A publicidade e a atenção que uma narrativa dessas gera, ainda hoje, não são de se subestimar. “Uma série com roteirista gay vai ter uma abertura maior pra incluir personagens LGBTs, pois ele entende a necessidade de representatividade, enquanto um roteirista heterossexual, por mais que apoie a causa, não saberá como é não ter representatividade na TV e nos cinemas, pois sempre teve em quem se espelhar […]. Um roteirista LGBT consegue escrever personagens LGBTs muito mais reais e de fácil identificação, até porque ele consegue se inspirar em sua própria vida e na comunidade a que pertence”, explica a Jéss.

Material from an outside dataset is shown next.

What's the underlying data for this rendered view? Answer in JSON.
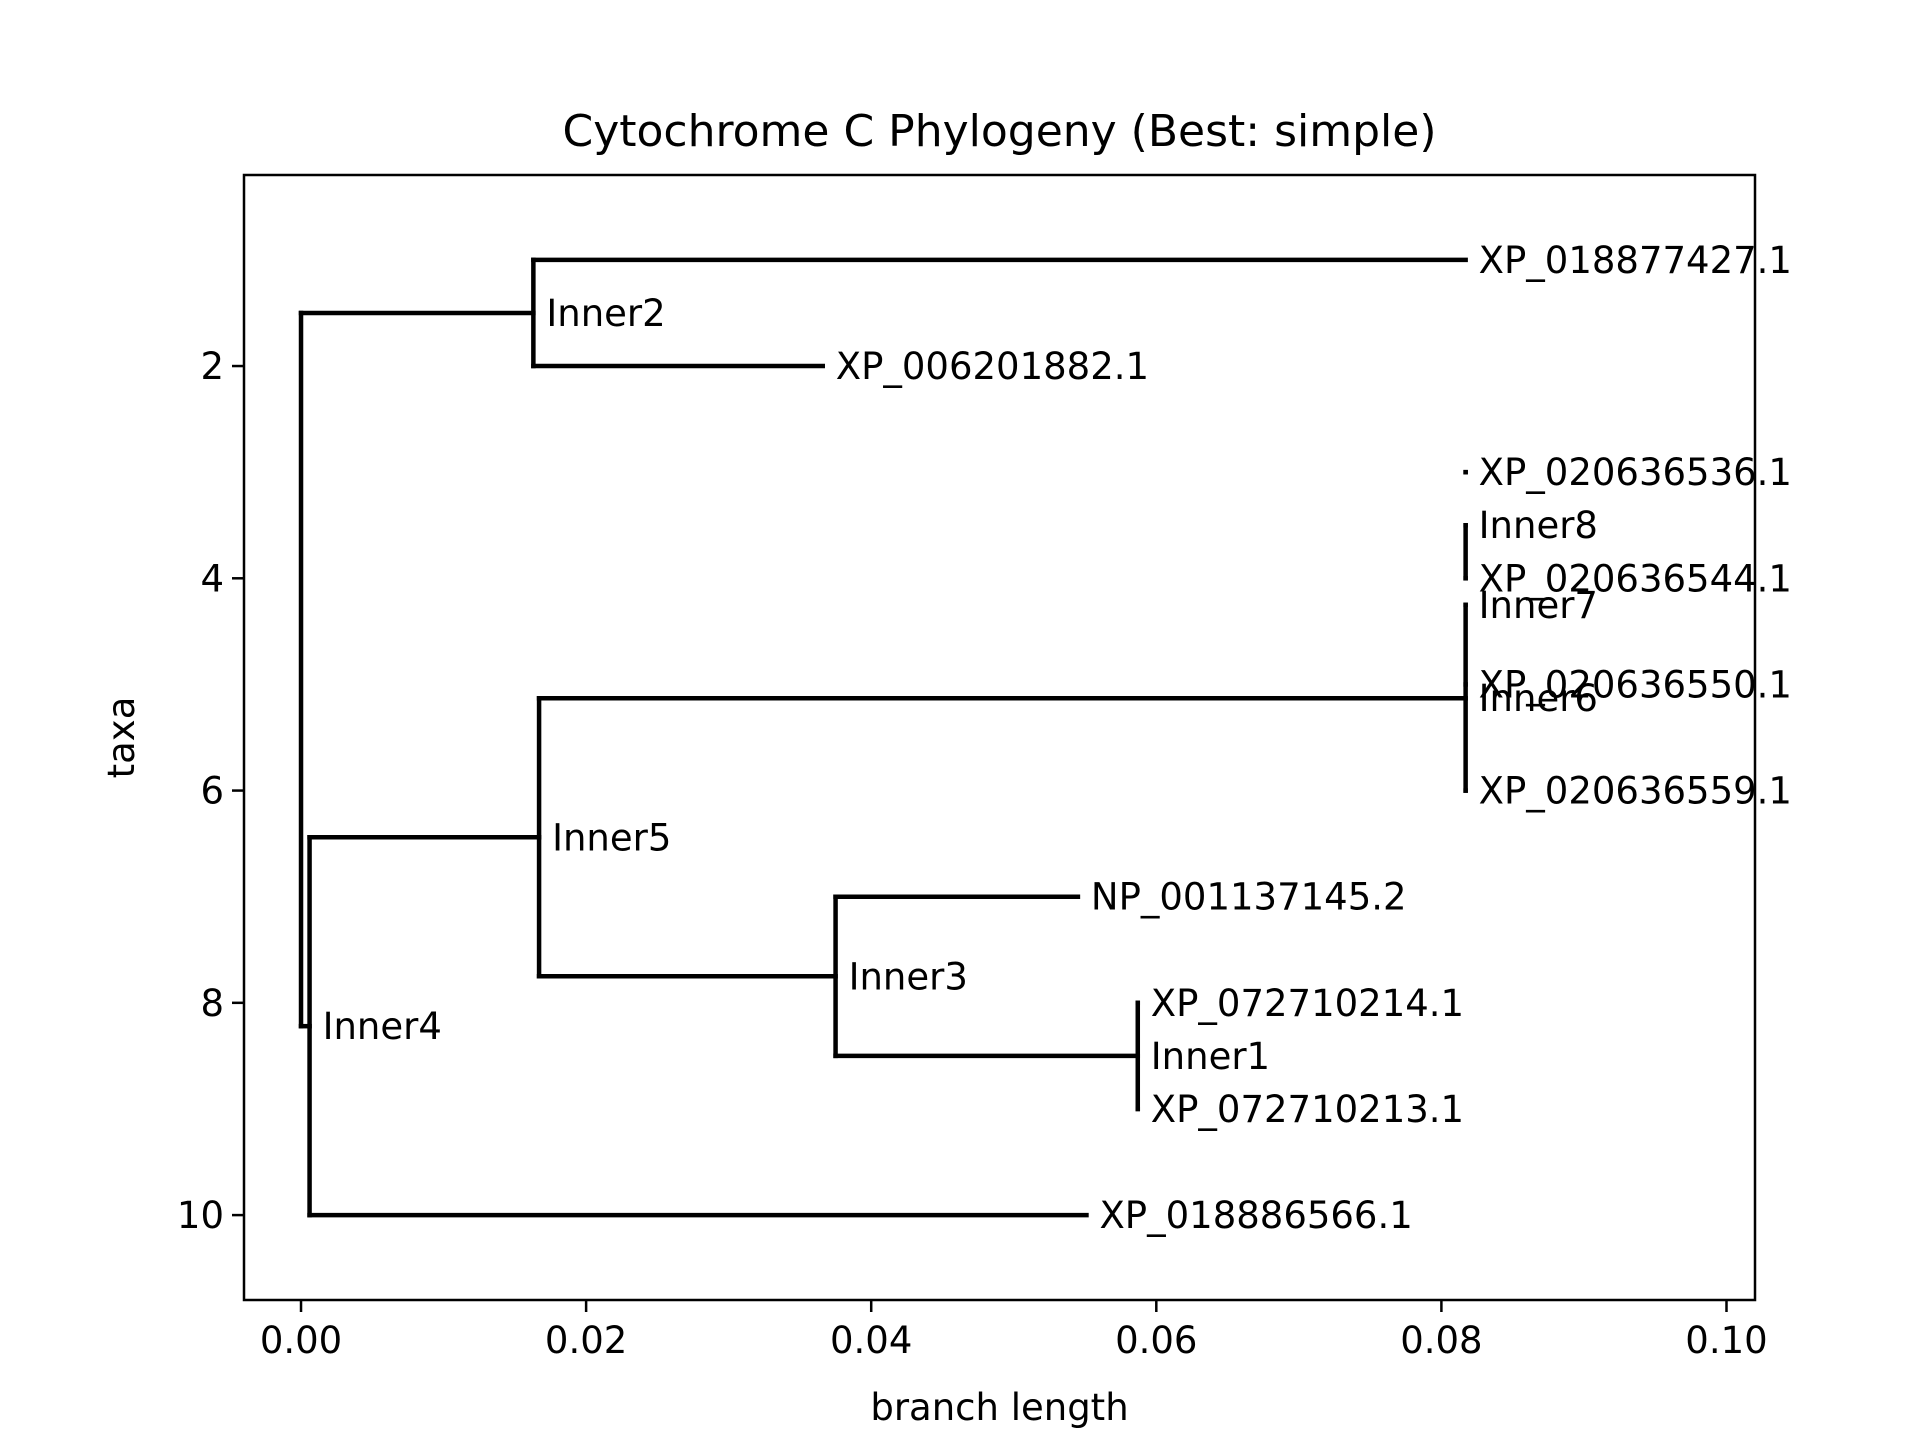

E o mercado cinematográfico também está começando a perceber que representatividade não só importa como vende. A introdução de personagens como o Pantera Negra, que terá um filme dirigido, escrito e estrelado, ao menos em sua maioria, por profissionais negros, e a contratação de Patty Jenkins para dirigir o filme da Mulher-Maravilha foram movimentos recebidos com aplausos por fãs, jornalistas e leigos. O famoso pink money, que incentiva empresas a saírem em defesa da causa LGBT, chega com mais força do que nunca ao showbusiness, e isso é bom – com ou sem intenção, representatividade é bem-vinda.

Mulher-Maravilha (Gal Gadot)

Subtexto, o “armário” moderno

Há outra questão que precisa ser discutida, no entanto, e nós só resvalamos nela lá em cima na nossa coluna: a “prisão” (ou, mais apropriadamente, o armário) em que os personagens cinematográficos do gênero são mantidos, relegando sua sexualidade queer para o subtexto quando ela poderia (deveria) tomar a frente. Isso porque ela toma quando é heteronormativa, visto os muitos relacionamentos entre homem e mulher que vemos nesses filmes – Stark e Potts, Thor e Foster, Clark e Lois, Deadpool e Vanessa, Logan e Jean.

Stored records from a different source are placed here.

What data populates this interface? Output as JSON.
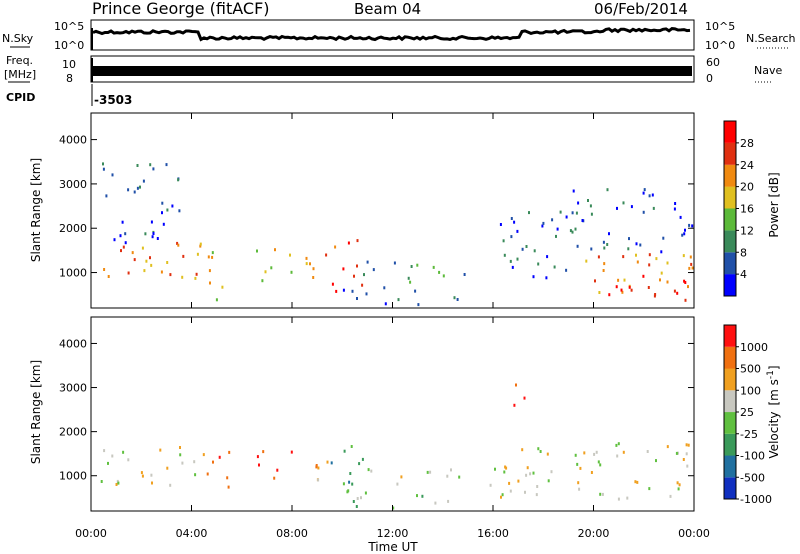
{
  "header": {
    "station": "Prince George (fitACF)",
    "beam": "Beam 04",
    "date": "06/Feb/2014"
  },
  "top_panels": {
    "nsky_label": "N.Sky",
    "nsky_ticks": [
      "10^5",
      "10^0"
    ],
    "nsearch_label": "N.Search",
    "freq_label_1": "Freq.",
    "freq_label_2": "[MHz]",
    "freq_ticks": [
      "10",
      "8"
    ],
    "nave_ticks": [
      "60",
      "0"
    ],
    "nave_label": "Nave",
    "cpid_label": "CPID",
    "cpid_value": "-3503"
  },
  "chart_data": [
    {
      "type": "heatmap",
      "name": "Power",
      "ylabel": "Slant Range [km]",
      "yticks": [
        "1000",
        "2000",
        "3000",
        "4000"
      ],
      "ylim": [
        200,
        4600
      ],
      "xlim": [
        0,
        24
      ],
      "colorbar_label": "Power [dB]",
      "colorbar_ticks": [
        "28",
        "24",
        "20",
        "16",
        "12",
        "8",
        "4"
      ],
      "colors": [
        "#0000ff",
        "#2050a8",
        "#3a8a5a",
        "#5cba3a",
        "#e0c020",
        "#f08a10",
        "#e03010",
        "#ff0000"
      ],
      "regions": [
        {
          "t0": 0.3,
          "t1": 4.6,
          "r0": 700,
          "r1": 1700,
          "level": 5
        },
        {
          "t0": 0.3,
          "t1": 3.5,
          "r0": 1700,
          "r1": 3500,
          "level": 1
        },
        {
          "t0": 4.6,
          "t1": 5.5,
          "r0": 400,
          "r1": 1800,
          "level": 4
        },
        {
          "t0": 6.5,
          "t1": 8.0,
          "r0": 800,
          "r1": 1600,
          "level": 4
        },
        {
          "t0": 8.0,
          "t1": 9.5,
          "r0": 900,
          "r1": 1600,
          "level": 5
        },
        {
          "t0": 9.5,
          "t1": 10.8,
          "r0": 600,
          "r1": 1800,
          "level": 6
        },
        {
          "t0": 10.8,
          "t1": 15.0,
          "r0": 800,
          "r1": 1300,
          "level": 2
        },
        {
          "t0": 10.0,
          "t1": 15.0,
          "r0": 300,
          "r1": 700,
          "level": 1
        },
        {
          "t0": 15.8,
          "t1": 19.0,
          "r0": 900,
          "r1": 2400,
          "level": 1
        },
        {
          "t0": 19.0,
          "t1": 24.0,
          "r0": 500,
          "r1": 1500,
          "level": 5
        },
        {
          "t0": 20.5,
          "t1": 24.0,
          "r0": 400,
          "r1": 1000,
          "level": 7
        },
        {
          "t0": 19.0,
          "t1": 24.0,
          "r0": 1500,
          "r1": 3000,
          "level": 1
        }
      ]
    },
    {
      "type": "heatmap",
      "name": "Velocity",
      "ylabel": "Slant Range [km]",
      "yticks": [
        "1000",
        "2000",
        "3000",
        "4000"
      ],
      "ylim": [
        200,
        4600
      ],
      "xlim": [
        0,
        24
      ],
      "xlabel": "Time UT",
      "xticks": [
        "00:00",
        "04:00",
        "08:00",
        "12:00",
        "16:00",
        "20:00",
        "00:00"
      ],
      "colorbar_label_1": "Velocity",
      "colorbar_label_2": "[m s",
      "colorbar_label_sup": "-1",
      "colorbar_label_3": "]",
      "colorbar_ticks": [
        "1000",
        "500",
        "100",
        "25",
        "-25",
        "-100",
        "-500",
        "-1000"
      ],
      "colors": [
        "#1030c0",
        "#2070a0",
        "#3a9a5a",
        "#60c040",
        "#c8c8c0",
        "#f0a020",
        "#f07010",
        "#ff1010"
      ],
      "regions": [
        {
          "t0": 0.3,
          "t1": 4.4,
          "r0": 800,
          "r1": 1700,
          "level": 4
        },
        {
          "t0": 4.4,
          "t1": 5.5,
          "r0": 600,
          "r1": 1800,
          "level": 6
        },
        {
          "t0": 6.5,
          "t1": 8.0,
          "r0": 900,
          "r1": 1600,
          "level": 7
        },
        {
          "t0": 8.0,
          "t1": 9.5,
          "r0": 900,
          "r1": 1600,
          "level": 5
        },
        {
          "t0": 9.5,
          "t1": 11.0,
          "r0": 600,
          "r1": 1800,
          "level": 2
        },
        {
          "t0": 11.0,
          "t1": 15.0,
          "r0": 800,
          "r1": 1200,
          "level": 4
        },
        {
          "t0": 10.0,
          "t1": 15.0,
          "r0": 300,
          "r1": 700,
          "level": 3
        },
        {
          "t0": 15.8,
          "t1": 24.0,
          "r0": 500,
          "r1": 1800,
          "level": 4
        },
        {
          "t0": 16.8,
          "t1": 17.3,
          "r0": 2600,
          "r1": 3500,
          "level": 7
        }
      ]
    }
  ]
}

Recentemente, o roteirista da Mulher-Maravilha nos quadrinhos teve “a audácia”, como muitos fãs chamaram, de declarar que sim, a sua versão da heroína é LGBT, e já havia tido relacionamento com mulheres. Relacionamentos que estiveram nas páginas algumas vezes, implícitos em sua relação com Mera, a rainha de Atlantis e esposa do Aquaman, e em algumas outras instâncias. “Na época da criação dos personagens mais antigos dos quadrinhos, as editoras, principalmente a Marvel, não tinham muita abertura para publicar sobre personagens LGBTs, então se algum personagem fosse LGBT essa característica seria sutil e passaria despercebida, não era algo que você veria estampado na capa em letras garrafais e envolto numa bandeira colorida”, me lembra a Jéss.

Steve Rogers (Chris Evans) e Bucky Barnes (Sebastian Stan)

“Há anos se fala sobre isso, mas acredito que agora definitivamente chegou a hora de cobrar essa representatividade, e que pouco a pouco esses personagens vão sendo tirados do armário, e como alguns deles são personagens já consagrados e conhecidos do público, eles serem revelados LGBTs tem um impacto bem maior do que um personagem LGBT criado do zero, completamente novo e desconhecido, pois essa visibilidade atinge o público mais rapidamente”, explicou ainda minha entrevistada, lembrando que a mudança não é “só para agradar”, e sim para trazer uma representatividade importante com impactos muito reais.

Presos no subtexto junto com Diana, o Capitão América de Chris Evans nos filmes da Marvel e o Deadpool de Ryan Reynolds no universo X-Me não devem se libertar tão logo. É verdade, o Capitão não é LGBT nos quadrinhos, mas o subtexto dos roteiros do estúdio tem nos dito há tempos que o personagem segue uma narrativa queer, seja por seu sentimento de deslocamento no mundo moderno (“um homem diferente saiu do gelo”, diz ele em certo momento) ou por sua relação com Bucky Barnes. Deadpool, por outro lado, tem sua sexualidade extrapolada como uma característica importante nos quadrinhos, e os filmes por enquanto só exploraram um lado dela.

O que falta para o cinema de super-heróis sair do armário? A televisão certamente já saiu.